Il debutto in Nazionale è avvenuto l’anno passato proprio nella capitale francese, dove oggi comincia il Mondiale e nel 2024 ci saranno le Paralimpiadi: «La rassegna iridata assegnerà i primi pass per il grande appuntamento, dove col mio attuale crono sarei già qualificato. È ovvio che adesso penserò più alle medaglie che ai pass, ma il grande obiettivo saranno i Giochi paralimpici». In questa storia intrisa di passione e cuore, anche la burocrazia ha inserito il suo zampino.
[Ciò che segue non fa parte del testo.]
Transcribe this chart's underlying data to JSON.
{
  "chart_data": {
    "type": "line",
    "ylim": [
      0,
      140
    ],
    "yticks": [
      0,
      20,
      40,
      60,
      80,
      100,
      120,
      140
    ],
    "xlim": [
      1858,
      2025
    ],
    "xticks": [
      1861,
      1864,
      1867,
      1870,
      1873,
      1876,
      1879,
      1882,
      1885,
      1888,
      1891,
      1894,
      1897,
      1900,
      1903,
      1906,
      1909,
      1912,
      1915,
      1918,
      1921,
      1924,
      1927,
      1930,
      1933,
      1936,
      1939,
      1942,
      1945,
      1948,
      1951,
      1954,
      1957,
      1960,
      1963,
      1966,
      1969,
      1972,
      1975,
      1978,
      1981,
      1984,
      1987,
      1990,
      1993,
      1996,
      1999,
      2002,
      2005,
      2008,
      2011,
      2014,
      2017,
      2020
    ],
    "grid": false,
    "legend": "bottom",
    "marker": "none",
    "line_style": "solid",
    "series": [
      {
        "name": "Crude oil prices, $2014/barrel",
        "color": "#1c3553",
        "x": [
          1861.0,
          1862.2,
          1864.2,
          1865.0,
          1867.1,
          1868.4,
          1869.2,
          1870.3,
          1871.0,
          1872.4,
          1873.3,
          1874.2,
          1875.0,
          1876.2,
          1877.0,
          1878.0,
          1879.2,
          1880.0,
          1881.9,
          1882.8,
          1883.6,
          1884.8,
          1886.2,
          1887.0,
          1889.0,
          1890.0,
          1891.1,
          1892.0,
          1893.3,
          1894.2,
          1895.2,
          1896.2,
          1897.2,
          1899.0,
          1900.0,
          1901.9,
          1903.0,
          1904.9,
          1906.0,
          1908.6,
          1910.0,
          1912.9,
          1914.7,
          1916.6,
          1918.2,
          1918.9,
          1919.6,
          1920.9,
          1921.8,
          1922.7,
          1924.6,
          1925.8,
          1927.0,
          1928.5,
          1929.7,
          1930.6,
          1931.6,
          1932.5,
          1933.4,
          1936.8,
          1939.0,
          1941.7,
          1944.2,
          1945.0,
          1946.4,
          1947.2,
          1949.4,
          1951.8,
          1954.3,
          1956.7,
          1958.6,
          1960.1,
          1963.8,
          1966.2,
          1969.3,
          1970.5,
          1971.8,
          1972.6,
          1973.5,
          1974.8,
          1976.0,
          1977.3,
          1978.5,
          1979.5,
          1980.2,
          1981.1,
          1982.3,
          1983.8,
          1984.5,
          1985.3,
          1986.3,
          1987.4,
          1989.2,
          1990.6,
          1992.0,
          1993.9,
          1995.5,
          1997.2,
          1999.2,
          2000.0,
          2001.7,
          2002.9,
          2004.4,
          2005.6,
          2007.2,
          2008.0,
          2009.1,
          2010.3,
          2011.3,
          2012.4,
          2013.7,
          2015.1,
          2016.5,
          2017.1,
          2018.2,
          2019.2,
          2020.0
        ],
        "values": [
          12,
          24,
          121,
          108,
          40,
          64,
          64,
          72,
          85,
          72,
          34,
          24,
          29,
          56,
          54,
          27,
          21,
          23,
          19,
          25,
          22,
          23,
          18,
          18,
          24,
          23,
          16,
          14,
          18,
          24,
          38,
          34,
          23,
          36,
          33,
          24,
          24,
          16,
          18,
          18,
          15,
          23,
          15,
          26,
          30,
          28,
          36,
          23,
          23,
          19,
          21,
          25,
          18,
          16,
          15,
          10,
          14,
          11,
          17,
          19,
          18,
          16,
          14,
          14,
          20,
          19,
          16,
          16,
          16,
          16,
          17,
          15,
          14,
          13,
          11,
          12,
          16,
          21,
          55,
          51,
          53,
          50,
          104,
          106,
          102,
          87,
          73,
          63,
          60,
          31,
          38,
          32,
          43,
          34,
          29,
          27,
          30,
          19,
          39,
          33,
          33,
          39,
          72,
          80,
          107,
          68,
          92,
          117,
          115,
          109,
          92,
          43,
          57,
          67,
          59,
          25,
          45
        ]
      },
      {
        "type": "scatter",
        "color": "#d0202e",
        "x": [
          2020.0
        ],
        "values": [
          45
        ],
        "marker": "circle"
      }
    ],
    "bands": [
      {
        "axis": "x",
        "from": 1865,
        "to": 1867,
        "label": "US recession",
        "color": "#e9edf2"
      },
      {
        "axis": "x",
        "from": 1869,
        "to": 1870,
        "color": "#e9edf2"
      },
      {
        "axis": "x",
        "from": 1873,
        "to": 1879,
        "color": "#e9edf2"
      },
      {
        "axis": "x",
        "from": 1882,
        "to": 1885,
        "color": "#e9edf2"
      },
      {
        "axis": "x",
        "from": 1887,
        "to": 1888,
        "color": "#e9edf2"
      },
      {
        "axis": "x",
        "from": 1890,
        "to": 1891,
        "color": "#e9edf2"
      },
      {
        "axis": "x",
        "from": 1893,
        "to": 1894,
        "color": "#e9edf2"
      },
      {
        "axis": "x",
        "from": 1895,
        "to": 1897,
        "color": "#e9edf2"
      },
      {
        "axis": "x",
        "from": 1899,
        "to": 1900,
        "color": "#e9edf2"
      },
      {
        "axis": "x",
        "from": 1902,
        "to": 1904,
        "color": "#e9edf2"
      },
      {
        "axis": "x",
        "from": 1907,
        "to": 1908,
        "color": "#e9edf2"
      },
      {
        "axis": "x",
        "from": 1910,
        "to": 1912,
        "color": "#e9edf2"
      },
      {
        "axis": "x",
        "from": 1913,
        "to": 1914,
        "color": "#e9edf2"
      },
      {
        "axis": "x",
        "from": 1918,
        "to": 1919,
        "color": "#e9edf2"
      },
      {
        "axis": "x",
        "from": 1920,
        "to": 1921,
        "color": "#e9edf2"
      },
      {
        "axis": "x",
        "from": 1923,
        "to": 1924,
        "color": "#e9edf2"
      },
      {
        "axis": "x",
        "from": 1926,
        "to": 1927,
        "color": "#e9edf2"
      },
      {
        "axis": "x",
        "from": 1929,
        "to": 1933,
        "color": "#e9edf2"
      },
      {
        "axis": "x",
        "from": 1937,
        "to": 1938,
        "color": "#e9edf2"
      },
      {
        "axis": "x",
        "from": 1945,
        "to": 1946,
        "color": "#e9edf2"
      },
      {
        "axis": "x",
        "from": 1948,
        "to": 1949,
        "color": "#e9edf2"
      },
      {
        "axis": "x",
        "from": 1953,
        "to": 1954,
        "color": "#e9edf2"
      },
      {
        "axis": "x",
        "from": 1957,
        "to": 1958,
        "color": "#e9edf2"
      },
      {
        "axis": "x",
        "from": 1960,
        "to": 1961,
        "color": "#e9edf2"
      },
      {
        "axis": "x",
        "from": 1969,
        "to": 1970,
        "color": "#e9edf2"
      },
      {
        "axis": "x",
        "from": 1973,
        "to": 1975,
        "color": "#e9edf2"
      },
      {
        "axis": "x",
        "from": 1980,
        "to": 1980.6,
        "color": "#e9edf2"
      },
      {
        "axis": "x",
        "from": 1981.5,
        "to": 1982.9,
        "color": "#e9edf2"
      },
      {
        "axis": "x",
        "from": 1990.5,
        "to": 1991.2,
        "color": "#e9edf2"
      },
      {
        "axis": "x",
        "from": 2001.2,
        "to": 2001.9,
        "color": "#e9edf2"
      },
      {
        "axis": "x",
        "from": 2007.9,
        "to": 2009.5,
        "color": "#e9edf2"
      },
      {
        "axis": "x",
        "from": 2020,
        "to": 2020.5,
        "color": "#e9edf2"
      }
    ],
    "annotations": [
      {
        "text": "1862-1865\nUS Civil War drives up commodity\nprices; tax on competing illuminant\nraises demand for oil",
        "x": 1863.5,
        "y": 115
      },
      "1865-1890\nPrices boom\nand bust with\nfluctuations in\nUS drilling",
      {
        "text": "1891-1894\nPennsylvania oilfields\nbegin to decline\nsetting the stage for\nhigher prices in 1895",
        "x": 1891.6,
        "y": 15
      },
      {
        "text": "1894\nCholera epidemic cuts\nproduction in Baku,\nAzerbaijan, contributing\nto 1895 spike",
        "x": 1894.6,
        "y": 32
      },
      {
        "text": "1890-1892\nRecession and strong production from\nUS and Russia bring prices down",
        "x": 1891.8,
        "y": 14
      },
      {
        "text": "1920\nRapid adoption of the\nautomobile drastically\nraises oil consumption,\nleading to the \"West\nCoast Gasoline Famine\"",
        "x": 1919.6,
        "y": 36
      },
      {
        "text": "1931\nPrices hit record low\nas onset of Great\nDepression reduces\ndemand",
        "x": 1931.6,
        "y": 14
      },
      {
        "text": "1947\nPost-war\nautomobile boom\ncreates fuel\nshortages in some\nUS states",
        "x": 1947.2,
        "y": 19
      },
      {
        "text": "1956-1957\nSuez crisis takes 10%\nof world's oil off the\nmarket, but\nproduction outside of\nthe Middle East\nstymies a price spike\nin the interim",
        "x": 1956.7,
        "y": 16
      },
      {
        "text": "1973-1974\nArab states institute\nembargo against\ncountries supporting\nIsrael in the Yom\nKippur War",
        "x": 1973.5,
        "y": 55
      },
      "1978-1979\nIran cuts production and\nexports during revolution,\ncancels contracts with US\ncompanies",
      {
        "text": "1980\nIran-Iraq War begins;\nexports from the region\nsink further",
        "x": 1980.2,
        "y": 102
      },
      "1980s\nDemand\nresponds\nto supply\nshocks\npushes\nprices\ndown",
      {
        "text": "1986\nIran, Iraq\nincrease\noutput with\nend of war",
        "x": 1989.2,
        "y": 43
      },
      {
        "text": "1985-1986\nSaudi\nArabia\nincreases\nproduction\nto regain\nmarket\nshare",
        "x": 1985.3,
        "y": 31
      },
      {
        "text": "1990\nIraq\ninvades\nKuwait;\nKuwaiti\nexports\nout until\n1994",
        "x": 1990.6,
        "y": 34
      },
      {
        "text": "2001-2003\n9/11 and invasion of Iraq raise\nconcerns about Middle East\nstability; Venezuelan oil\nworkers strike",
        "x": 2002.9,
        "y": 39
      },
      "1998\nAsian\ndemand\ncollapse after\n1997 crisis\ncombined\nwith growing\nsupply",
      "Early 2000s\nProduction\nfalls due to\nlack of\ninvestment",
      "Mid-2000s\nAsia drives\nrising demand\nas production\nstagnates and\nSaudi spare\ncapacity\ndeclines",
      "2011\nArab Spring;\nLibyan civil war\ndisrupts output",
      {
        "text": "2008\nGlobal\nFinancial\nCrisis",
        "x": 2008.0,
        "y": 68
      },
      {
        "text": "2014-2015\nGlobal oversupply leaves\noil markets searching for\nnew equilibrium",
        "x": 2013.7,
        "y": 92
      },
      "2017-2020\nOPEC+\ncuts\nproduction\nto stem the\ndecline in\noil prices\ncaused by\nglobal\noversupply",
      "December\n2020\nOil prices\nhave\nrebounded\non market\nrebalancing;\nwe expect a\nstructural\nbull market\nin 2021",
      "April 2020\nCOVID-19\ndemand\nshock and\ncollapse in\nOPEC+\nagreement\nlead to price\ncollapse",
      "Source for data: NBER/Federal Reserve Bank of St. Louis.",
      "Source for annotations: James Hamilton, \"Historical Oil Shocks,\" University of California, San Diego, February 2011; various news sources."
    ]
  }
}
Per diventare italiano Manu ha infatti dovuto sudare le celeberrime sette camicie. «Ho ricevuto il via libera da un paio di anni, nonostante i miei documenti fossero già pronti da più di cinque. Purtroppo però per un errore degli uffici che avevano smarrito la mia richiesta ho dovuto pazientare più del solito e rivolgermi anche ad un avvocato. Per fortuna tutto è finito bene e ora posso vestire la maglia azzurra ». Con un obiettivo ben preciso: «Portare l’Italia al primo posto, rendendomi utile alla squadra e restando sempre felice». Sì, perché il motto di Maxcel è sorridere alla vita. «Dopo che ti capita un’esperienza come la mia, è normale che la prima risposta sia buttarsi giù. Ma è proprio in quel momento che bisogna avere la forza di reagire. Anche senza una gamba la vita non finisce, ma ci si può rialzare. Bisogna provarci e avere un obiettivo nella testa». Il sogno di Maxcel potrebbe esaudirsi nella Ville Lumière in due tappe: la settimana prossima il Mondiale, l’anno venturo la Paralimpiade. Si può correre forte anche senza una gamba, basta crederci.